I'm sorry that the job is still so unsatisfying, and that so many others feel the same way--that *does* suggest that something is institutionally wrong, and that it therefore might not be going away anytime soon. On the other hand, you know with certainty that it isn't *you* (not that anyone here would have thought that it was!).

And I'm so glad that you're home! Being with R, in the city, and with a certain Mr. Dog must be wonderful indeed. Enjoy your break!

medieval woman said...

Oh Dearie, I'm so sorry the environment has proven to be toxic there. Do you feel better about realizing this, facing it, finally? Do you feel like your decisions about your future are a little more solid?

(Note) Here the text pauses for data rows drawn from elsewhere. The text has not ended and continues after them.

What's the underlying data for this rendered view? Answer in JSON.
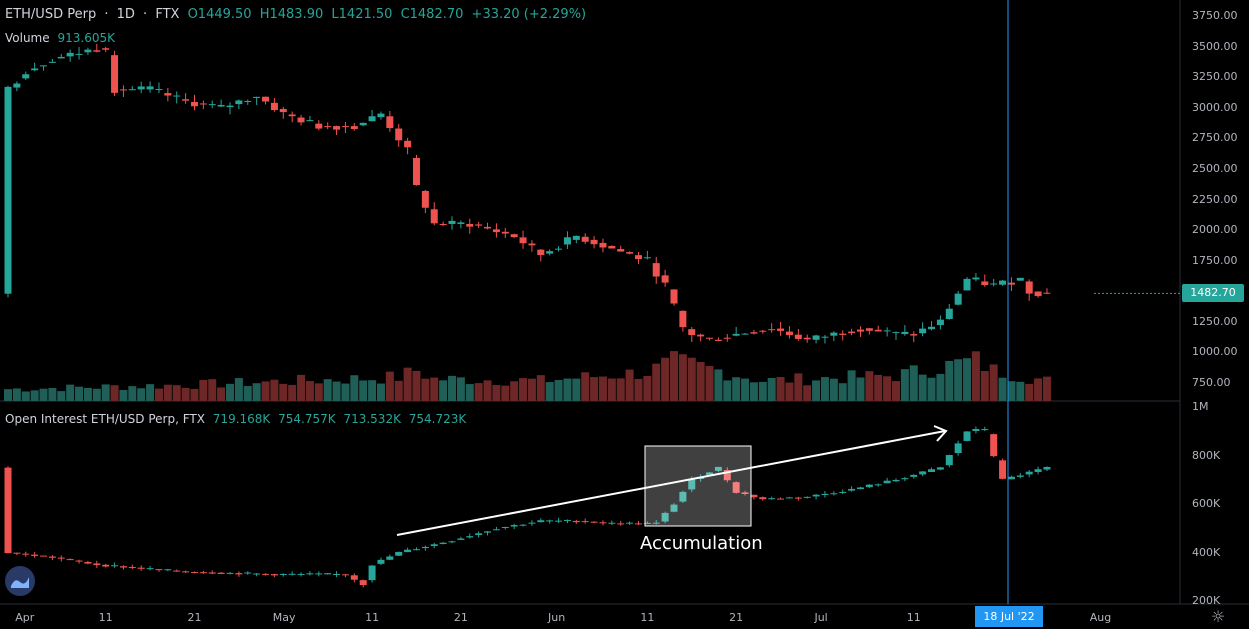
{
  "header": {
    "symbol": "ETH/USD Perp",
    "interval": "1D",
    "exchange": "FTX",
    "open": "O1449.50",
    "high": "H1483.90",
    "low": "L1421.50",
    "close": "C1482.70",
    "change": "+33.20 (+2.29%)",
    "volume_label": "Volume",
    "volume_value": "913.605K"
  },
  "oi_legend": {
    "title": "Open Interest ETH/USD Perp, FTX",
    "v1": "719.168K",
    "v2": "754.757K",
    "v3": "713.532K",
    "v4": "754.723K"
  },
  "annotation": {
    "text": "Accumulation"
  },
  "current_price_label": "1482.70",
  "crosshair_date": "18 Jul '22",
  "colors": {
    "up": "#26a69a",
    "down": "#ef5350",
    "crosshair": "#2196f3",
    "bg": "#000000"
  },
  "chart_data": [
    {
      "type": "candlestick",
      "title": "ETH/USD Perp · 1D · FTX",
      "price_ticks": [
        "3750.00",
        "3500.00",
        "3250.00",
        "3000.00",
        "2750.00",
        "2500.00",
        "2250.00",
        "2000.00",
        "1750.00",
        "1500.00",
        "1250.00",
        "1000.00",
        "750.00"
      ],
      "price_tick_values": [
        3750,
        3500,
        3250,
        3000,
        2750,
        2500,
        2250,
        2000,
        1750,
        1500,
        1250,
        1000,
        750
      ],
      "x_ticks": [
        "Apr",
        "11",
        "21",
        "May",
        "11",
        "21",
        "Jun",
        "11",
        "21",
        "Jul",
        "11",
        "18 Jul '22",
        "Aug"
      ],
      "x_tick_days": [
        2,
        11,
        21,
        31,
        41,
        51,
        62,
        72,
        82,
        92,
        102,
        109,
        123
      ],
      "close_path": [
        [
          0,
          3150
        ],
        [
          2,
          3300
        ],
        [
          5,
          3400
        ],
        [
          8,
          3450
        ],
        [
          11,
          3500
        ],
        [
          12,
          3150
        ],
        [
          16,
          3150
        ],
        [
          20,
          3050
        ],
        [
          24,
          3000
        ],
        [
          28,
          3100
        ],
        [
          31,
          2950
        ],
        [
          35,
          2850
        ],
        [
          39,
          2850
        ],
        [
          42,
          2950
        ],
        [
          45,
          2650
        ],
        [
          46,
          2350
        ],
        [
          48,
          2050
        ],
        [
          52,
          2050
        ],
        [
          57,
          1950
        ],
        [
          60,
          1800
        ],
        [
          64,
          1950
        ],
        [
          68,
          1850
        ],
        [
          72,
          1750
        ],
        [
          74,
          1550
        ],
        [
          76,
          1200
        ],
        [
          77,
          1150
        ],
        [
          79,
          1100
        ],
        [
          82,
          1150
        ],
        [
          86,
          1200
        ],
        [
          90,
          1100
        ],
        [
          96,
          1200
        ],
        [
          100,
          1150
        ],
        [
          102,
          1150
        ],
        [
          105,
          1250
        ],
        [
          108,
          1600
        ],
        [
          111,
          1550
        ],
        [
          114,
          1600
        ],
        [
          115,
          1500
        ],
        [
          117,
          1480
        ]
      ],
      "volume_path": [
        [
          0,
          70
        ],
        [
          20,
          95
        ],
        [
          44,
          140
        ],
        [
          46,
          180
        ],
        [
          48,
          130
        ],
        [
          60,
          120
        ],
        [
          72,
          170
        ],
        [
          75,
          230
        ],
        [
          80,
          180
        ],
        [
          85,
          120
        ],
        [
          100,
          150
        ],
        [
          105,
          200
        ],
        [
          109,
          240
        ],
        [
          111,
          180
        ],
        [
          117,
          120
        ]
      ]
    },
    {
      "type": "candlestick",
      "title": "Open Interest ETH/USD Perp, FTX",
      "ticks": [
        "1M",
        "800K",
        "600K",
        "400K",
        "200K"
      ],
      "tick_values": [
        1000,
        800,
        600,
        400,
        200
      ],
      "oi_path": [
        [
          0,
          400
        ],
        [
          5,
          380
        ],
        [
          10,
          350
        ],
        [
          20,
          320
        ],
        [
          30,
          310
        ],
        [
          38,
          310
        ],
        [
          40,
          270
        ],
        [
          41,
          350
        ],
        [
          44,
          400
        ],
        [
          50,
          450
        ],
        [
          55,
          500
        ],
        [
          60,
          530
        ],
        [
          64,
          530
        ],
        [
          68,
          520
        ],
        [
          73,
          520
        ],
        [
          75,
          600
        ],
        [
          77,
          700
        ],
        [
          80,
          750
        ],
        [
          82,
          650
        ],
        [
          85,
          620
        ],
        [
          90,
          630
        ],
        [
          95,
          660
        ],
        [
          100,
          700
        ],
        [
          105,
          750
        ],
        [
          108,
          900
        ],
        [
          110,
          910
        ],
        [
          111,
          800
        ],
        [
          112,
          700
        ],
        [
          114,
          720
        ],
        [
          117,
          750
        ]
      ]
    }
  ]
}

And I'm so happy you're home - pet Mr. K and give R my best!

((hugs))

Margaret said...

I am going to be very curious to see how all this develops over the next couple yrs, as I see my own situation as so analogous :) I'm glad you're able to enjoy Home City for awhile. And Mr K too!!

Hilaire said...

Hmmm. I replied yesterday and i thought my comment was saved, but I guess not.

Maude - I'm glad it helped. Last year when I was agonizing over the job offer, it helped a lot to hear a couple of bloggers tell me it was okay to turn down a tenure-track job.

Psychgrad - They're actually not in my department. Not even in my faculty, actually. And i know of people in a third faculty who are as upset. So it does seem endemic to the institution as a whole. As for the in-class thing, that's an interesting question. It's quite possible that my negative attitude has found its way into the classroom somehow, and is being reflected back to me by my students. I have to be very careful.

Anon and Kermit - yes, that's it exacrly. I do think I'll be able to rest easier now that I've realized this.

Anon - Hope you have a wonderful time with your furry friend in Home city!!


MW and Heu Mihi - Thanks. I do feel better and more clear about my future now, MW. Definitely very much so. I know I won't be there. That's something, at least.

Maggie - Yes, analogy! Well, you know I'll keep you posted on all of this, in more ways than one!

Earnest English said...

I don't know what to say, Hilaire. Oh yes I do.

{{{{{{{{{Hilaire}}}}}}}}}

Rest easy for a while. Enjoy the wagging, the love, the familiarity, being able to work. I'm thinking of you.